Find Out How To Cut Carcinogens Out Of Your Grilling
MIAMI (CBSMiami) -- It's the familiar sizzle that comes with warm weather. The sun is out, barbecues are in full swing. But it's what's hiding inside that meat you've cooked that can hurt your health in the long run.
Dr. Jim Felton has spent years researching how and why meats that you cook can potentially cause cancer. Felton and his team of researchers at the U.C. Davis Cancer Center looked at meat as a muscle.
Whether it's beef, pork, chicken, you name it, cooking at certain temperatures can cause a chemical reaction inside the muscle that promotes carcinogens.
"These reactions take a while to get going and they need a certain temperature over 300 to 350 degrees," Felton said.
Felton and his team tried to figure out how to prevent that internal heating from happening, and they found their answer in something many grillers already use: marinade.
"The actual concept here is by coating the meat with a marinade, you're cooling it off," Felton said.

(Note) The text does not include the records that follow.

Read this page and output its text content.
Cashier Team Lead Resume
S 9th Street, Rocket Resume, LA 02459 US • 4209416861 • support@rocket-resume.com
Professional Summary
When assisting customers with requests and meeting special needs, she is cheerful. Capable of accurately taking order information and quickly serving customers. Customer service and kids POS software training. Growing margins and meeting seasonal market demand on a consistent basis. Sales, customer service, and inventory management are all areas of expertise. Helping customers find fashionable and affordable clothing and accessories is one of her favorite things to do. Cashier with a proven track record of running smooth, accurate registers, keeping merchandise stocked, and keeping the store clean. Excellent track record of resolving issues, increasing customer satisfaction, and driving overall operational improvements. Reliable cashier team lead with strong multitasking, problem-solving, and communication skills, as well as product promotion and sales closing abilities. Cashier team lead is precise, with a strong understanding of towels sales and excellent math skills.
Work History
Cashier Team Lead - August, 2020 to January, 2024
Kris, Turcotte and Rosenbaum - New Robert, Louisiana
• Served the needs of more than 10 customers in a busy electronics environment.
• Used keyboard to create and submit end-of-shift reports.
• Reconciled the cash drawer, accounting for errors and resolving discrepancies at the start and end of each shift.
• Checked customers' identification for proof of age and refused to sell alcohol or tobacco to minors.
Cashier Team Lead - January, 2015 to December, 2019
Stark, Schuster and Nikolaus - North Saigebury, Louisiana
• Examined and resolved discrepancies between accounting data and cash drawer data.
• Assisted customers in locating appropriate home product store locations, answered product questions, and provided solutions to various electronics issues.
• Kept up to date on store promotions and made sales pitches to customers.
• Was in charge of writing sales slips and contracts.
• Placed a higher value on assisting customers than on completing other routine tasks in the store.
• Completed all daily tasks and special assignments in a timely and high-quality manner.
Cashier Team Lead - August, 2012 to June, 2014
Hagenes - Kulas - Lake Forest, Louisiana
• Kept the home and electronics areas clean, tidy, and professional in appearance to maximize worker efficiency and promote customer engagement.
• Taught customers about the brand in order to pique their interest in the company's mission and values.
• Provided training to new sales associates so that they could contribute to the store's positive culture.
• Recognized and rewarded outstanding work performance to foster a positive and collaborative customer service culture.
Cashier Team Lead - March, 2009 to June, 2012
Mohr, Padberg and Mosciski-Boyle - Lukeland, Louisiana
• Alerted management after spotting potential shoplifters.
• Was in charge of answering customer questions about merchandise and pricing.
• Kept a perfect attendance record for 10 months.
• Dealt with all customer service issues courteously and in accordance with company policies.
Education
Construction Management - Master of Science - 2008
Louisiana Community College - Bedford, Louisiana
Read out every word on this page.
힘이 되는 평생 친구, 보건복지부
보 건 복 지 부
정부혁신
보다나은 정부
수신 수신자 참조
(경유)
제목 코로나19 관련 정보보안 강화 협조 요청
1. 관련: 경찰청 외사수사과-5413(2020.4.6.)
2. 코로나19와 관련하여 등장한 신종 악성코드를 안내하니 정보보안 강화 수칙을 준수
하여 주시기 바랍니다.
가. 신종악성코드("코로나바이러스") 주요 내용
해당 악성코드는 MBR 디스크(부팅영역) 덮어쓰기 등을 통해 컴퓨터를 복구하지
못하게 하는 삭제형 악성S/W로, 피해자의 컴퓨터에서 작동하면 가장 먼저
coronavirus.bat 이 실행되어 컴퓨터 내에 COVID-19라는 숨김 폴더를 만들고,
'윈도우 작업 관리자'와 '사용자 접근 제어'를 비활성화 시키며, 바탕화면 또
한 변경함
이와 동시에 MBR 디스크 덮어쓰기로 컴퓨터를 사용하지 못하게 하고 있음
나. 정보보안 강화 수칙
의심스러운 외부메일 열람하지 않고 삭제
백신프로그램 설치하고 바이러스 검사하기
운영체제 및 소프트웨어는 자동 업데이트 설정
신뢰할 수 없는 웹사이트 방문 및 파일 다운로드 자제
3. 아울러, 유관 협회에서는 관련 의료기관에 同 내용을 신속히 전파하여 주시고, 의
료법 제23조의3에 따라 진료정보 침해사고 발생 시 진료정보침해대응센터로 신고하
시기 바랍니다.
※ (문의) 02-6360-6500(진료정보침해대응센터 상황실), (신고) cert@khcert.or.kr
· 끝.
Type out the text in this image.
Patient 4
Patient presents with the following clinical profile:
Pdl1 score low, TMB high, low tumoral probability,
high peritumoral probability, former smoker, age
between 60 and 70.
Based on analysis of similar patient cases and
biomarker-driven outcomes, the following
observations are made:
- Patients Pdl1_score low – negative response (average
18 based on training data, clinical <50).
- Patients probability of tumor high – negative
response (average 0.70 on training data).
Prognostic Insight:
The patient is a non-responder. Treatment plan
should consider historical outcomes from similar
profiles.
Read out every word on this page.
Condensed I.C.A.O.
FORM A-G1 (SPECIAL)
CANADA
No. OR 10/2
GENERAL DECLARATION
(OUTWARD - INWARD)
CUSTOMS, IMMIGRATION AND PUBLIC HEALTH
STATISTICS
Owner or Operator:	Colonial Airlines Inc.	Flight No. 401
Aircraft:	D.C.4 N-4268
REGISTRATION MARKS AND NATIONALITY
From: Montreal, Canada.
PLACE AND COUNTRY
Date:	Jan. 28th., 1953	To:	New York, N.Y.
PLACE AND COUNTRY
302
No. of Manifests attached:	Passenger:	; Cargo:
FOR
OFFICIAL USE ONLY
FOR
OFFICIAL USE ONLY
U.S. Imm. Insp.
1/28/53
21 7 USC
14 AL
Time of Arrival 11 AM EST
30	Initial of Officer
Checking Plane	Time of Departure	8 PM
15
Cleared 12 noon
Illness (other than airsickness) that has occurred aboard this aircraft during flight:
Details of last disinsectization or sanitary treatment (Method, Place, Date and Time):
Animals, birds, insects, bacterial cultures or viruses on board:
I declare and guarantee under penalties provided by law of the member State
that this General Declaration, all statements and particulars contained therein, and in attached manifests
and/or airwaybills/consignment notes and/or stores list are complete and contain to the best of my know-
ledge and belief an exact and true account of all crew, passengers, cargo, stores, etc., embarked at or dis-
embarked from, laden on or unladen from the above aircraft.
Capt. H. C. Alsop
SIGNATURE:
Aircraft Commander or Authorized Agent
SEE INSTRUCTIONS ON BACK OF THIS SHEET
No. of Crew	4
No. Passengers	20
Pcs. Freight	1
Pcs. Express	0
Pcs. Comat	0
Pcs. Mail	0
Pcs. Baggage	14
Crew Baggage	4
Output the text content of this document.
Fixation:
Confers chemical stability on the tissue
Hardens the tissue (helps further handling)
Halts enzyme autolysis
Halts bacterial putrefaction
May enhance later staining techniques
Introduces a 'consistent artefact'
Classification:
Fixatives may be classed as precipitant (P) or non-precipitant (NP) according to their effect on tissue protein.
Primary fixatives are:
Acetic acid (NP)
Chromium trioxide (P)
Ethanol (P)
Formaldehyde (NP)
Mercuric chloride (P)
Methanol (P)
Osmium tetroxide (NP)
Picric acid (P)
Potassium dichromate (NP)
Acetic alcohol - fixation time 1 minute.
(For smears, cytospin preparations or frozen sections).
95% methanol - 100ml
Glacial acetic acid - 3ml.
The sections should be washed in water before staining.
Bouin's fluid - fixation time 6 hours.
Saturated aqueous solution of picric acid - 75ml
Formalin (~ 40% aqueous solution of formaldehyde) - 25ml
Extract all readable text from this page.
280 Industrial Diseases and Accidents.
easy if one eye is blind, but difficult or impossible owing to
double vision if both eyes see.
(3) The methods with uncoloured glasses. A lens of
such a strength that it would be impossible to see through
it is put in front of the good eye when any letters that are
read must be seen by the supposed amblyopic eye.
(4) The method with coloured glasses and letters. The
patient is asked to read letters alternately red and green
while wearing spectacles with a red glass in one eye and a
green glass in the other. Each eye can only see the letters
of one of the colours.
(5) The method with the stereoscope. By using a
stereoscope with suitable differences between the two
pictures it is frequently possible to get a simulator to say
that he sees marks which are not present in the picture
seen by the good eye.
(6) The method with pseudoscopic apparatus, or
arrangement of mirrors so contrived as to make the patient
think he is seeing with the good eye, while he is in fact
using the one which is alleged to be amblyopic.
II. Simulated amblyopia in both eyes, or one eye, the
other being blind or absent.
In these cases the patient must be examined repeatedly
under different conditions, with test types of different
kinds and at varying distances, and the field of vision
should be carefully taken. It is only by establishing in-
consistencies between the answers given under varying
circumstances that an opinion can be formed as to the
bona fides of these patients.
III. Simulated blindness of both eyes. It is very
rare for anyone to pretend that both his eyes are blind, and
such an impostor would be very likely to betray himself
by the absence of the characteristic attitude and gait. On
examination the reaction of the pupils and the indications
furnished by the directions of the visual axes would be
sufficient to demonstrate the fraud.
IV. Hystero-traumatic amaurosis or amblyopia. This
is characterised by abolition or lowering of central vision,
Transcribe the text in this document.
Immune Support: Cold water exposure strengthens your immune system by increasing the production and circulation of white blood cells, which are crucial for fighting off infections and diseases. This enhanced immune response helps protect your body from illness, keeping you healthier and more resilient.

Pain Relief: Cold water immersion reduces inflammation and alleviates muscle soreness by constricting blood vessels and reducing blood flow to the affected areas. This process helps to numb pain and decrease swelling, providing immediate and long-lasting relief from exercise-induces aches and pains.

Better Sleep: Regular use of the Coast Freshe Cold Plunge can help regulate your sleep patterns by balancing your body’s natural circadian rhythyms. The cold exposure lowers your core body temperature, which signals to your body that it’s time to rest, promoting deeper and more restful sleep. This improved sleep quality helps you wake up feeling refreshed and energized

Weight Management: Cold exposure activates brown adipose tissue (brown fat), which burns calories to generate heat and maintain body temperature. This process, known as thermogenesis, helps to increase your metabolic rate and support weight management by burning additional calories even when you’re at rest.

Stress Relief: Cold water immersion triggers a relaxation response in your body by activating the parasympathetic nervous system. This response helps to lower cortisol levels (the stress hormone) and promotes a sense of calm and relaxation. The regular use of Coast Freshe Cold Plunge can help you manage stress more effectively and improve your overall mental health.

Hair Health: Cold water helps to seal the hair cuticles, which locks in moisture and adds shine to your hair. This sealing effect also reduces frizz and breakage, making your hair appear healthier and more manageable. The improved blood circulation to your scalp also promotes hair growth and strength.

The marinade acts as an insulator. It cooks faster on the outside, allowing the meat to heat throughout without reaching the 300-350 mark. The American Institute of Cancer Research shows using a marinade can reduce carcinogens by as much as 92 to 99 percent.
But the appearance of the meat can be deceiving. When we showed two different pictures of a piece of chicken to visitors at a park, they all picked the unmarinated piece since it looked darker.
But Felton says all that black is no big deal.
"It's actually the fat dripping down on your charcoal briquettes of your grill that comes back onto meat to coat it and make it black," he said. "In the chicken we didn't marinate that looked pale, but it was well-done, it had more carcinogens because the marinade wasn't protecting it."
But it's not just marinating your meat—there are other ways to protect yourself too.
Felton says you can pre-cook your meats in a microwave. Just a few minutes in a microwave will cause the meat to release a liquid, and those liquids are chemicals that are precursors to carcinogens.
Or you can be a nervous cooker. Flipping your meat often has been shown to help.
"Each time you turn it, it cools off and the meat doesn't have a chance to reach internal temperatures needed for this reaction to take place," Felton said.
But even after all of his research, Felton says unless you're eating overcooked meats at every meal, you shouldn't shy away from grilling up your favorite foods.
"These are lifetime accumulated exposures people get that give them cancer, so having a bite of the well-done meat once a month isn't giving them cancer," he said. "It's the person who really likes their meat and continues to cook it at high temperatures that's exposed to carcinogens."